Mao Yi, Dillon Joshua, Lebanon Guy
Computer Engineering, Purdue University, West Lafayette, USA.
IEEE Trans Vis Comput Graph. 2007 Nov-Dec;13(6):1208-15. doi: 10.1109/TVCG.2007.70592.
Documents and other categorical valued time series are often characterized by the frequencies of short range sequential patterns such as n-grams. This representation converts sequential data of varying lengths to high dimensional histogram vectors which are easily modeled by standard statistical models. Unfortunately, the histogram representation ignores most of the medium and long range sequential dependencies making it unsuitable for visualizing sequential data.
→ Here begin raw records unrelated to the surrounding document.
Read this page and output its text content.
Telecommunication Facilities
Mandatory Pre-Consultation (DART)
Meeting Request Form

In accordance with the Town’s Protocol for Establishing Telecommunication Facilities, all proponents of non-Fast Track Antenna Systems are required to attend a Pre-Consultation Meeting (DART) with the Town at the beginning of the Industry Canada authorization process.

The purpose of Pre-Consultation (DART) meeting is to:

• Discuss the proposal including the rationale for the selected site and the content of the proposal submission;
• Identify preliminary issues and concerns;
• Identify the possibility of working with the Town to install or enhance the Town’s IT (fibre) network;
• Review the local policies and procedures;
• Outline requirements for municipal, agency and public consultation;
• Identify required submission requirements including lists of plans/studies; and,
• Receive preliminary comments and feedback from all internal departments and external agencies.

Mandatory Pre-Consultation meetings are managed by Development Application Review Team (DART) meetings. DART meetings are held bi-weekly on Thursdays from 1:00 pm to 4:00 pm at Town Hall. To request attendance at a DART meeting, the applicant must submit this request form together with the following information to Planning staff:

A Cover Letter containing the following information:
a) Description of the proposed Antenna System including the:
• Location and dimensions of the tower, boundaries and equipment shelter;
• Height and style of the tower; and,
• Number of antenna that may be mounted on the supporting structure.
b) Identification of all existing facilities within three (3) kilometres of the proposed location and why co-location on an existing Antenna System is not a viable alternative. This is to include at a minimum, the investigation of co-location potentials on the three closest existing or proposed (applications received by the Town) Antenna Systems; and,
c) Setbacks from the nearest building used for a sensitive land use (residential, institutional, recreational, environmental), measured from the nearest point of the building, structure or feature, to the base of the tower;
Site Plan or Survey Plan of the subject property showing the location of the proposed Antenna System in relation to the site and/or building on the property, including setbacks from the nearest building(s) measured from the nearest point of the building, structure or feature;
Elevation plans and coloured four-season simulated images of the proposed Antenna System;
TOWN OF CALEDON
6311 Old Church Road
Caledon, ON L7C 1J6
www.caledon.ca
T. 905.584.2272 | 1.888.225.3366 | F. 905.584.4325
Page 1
We present a novel framework for sequential visualization of discrete categorical time series based on the idea of local statistical modeling. The framework embeds categorical time series as smooth curves in the multinomial simplex summarizing the progression of sequential trends. We discuss several visualization techniques based on the above framework and demonstrate their usefulness for document visualization.
文档和其他分类值时间序列通常由诸如n-gram之类的短程序列模式的频率来表征。这种表示将不同长度的序列数据转换为高维直方图向量,这些向量很容易由标准统计模型建模。不幸的是,直方图表示忽略了大多数中长程序列依赖性,使其不适用于可视化序列数据。我们基于局部统计建模的思想提出了一种用于离散分类时间序列顺序可视化的新颖框架。该框架将分类时间序列作为平滑曲线嵌入到多项式单纯形中,总结序列趋势的进展。我们讨论了基于上述框架的几种可视化技术,并展示了它们在文档可视化中的有用性。